National Eating Disorder Awareness Week: Social Media and Society's Unattainable Standards

It’s not a surprise that social media has impacted the way we feel and think about ourselves.  Studies have found that there is a direct correlation between the amount of time spent on social media, and body dissatisfaction.  A Time magazine article even refers to social media as a toxic mirror, one where it’s impossible to be satisfied with the way you look.

Everyone knows that images of models are typically photoshopped, and not an accurate representation of what an average woman looks like.  However, with billions of images uploaded monthly to photo-sharing sites like Facebook and Instagram, the line between what’s real and what’s fake is getting harder to find.  This is especially true when it comes to our peer’s photos.  Apps like Facetune and Perfect 360 can completely change someone’s appearance. We now have the ability to make alterations to our body at the press of a button, and then share this filtered image to hundreds of followers.  We surveyed women ages 18-26 about their experience using photo editing apps, and their thoughts on society’s beauty standards. Here are the results.  

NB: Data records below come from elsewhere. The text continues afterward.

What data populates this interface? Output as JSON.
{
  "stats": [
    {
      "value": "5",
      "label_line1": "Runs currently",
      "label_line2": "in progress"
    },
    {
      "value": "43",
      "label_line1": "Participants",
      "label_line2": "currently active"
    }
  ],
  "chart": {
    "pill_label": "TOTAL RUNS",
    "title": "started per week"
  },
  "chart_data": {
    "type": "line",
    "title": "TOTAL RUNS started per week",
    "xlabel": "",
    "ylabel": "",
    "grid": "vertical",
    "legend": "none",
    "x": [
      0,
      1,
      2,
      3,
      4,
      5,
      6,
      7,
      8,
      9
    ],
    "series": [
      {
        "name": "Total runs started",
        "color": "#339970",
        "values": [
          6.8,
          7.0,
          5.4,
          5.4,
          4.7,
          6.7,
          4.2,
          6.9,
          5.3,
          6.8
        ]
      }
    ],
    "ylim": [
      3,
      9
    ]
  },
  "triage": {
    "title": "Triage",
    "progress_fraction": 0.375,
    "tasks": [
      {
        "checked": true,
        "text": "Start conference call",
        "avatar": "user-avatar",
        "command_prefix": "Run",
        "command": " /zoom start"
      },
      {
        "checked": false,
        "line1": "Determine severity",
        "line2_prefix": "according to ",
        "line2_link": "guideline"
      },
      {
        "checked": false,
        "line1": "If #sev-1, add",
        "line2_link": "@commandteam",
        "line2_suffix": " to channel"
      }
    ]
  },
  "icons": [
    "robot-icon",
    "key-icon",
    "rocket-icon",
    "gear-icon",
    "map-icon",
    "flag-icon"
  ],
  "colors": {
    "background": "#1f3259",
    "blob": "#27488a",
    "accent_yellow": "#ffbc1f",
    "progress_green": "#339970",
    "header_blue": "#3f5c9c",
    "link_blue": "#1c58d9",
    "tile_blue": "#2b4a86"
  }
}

  • 57.5% of participants said they use photo editing apps to alter their appearance.  
  • 20% said they edit blemishes
  • 8% said they edit their weight
  • 66% post these edited photos on social media
  • 74% say editing photos makes them feel better about themselves, while 66% say they did it because they care about what other people think of them.  
  • 25% say they do it to conform to society’s standards of beauty.  

Below are participant’s definitions of beauty.  For privacy purposes, the participants of the study will remain anonymous.

“You need to be skinny, but thick in all the right places (lips, hips, butt, boobs) which is nearly impossible when you're trying to get a slim figure. Society's beauty standards match what celebrity/model's Instagram pictures look like. AKA UNATTAINABLE

"It sounds super cliche, but it’s so true that people feel the need to make a picture perfect life on Instagram and social media. Even though I don’t edit every picture and I only do it when I really personally feel self conscious about something, I always deep down feel a little sad. I think beauty standards have gone from being the prettiest and the skinniest to who can project the more perfect life to the world (if that makes sense). Are you posting pictures enough pictures of you going out so you seem fun? Are you pictures artsy enough so that people think you’re cool? I feel like beauty standards have gone much farther than just surface level, especially on social media, people are now judging you on your personality/lifestyle based on how your photos are edited and what you’re posting about/how often."

"We’re sort of constantly in a chokehold: knowing that we shouldn’t need the approval of others, but still hungering for it anyway. For some reason, looking the best we can also translates to—or creates the façade that we are—feeling the best we can. But humans are more complicated than that; how we physically feel couldn’t possibly automatically add up to how we emotionally feel as well. These are things than need to be built up over time, and with today’s standards, it’s all too easy to be torn down."

"Unrealistic and unattainable. As a society we’ve moved so far from real beauty and appreciating our bodies for what they are."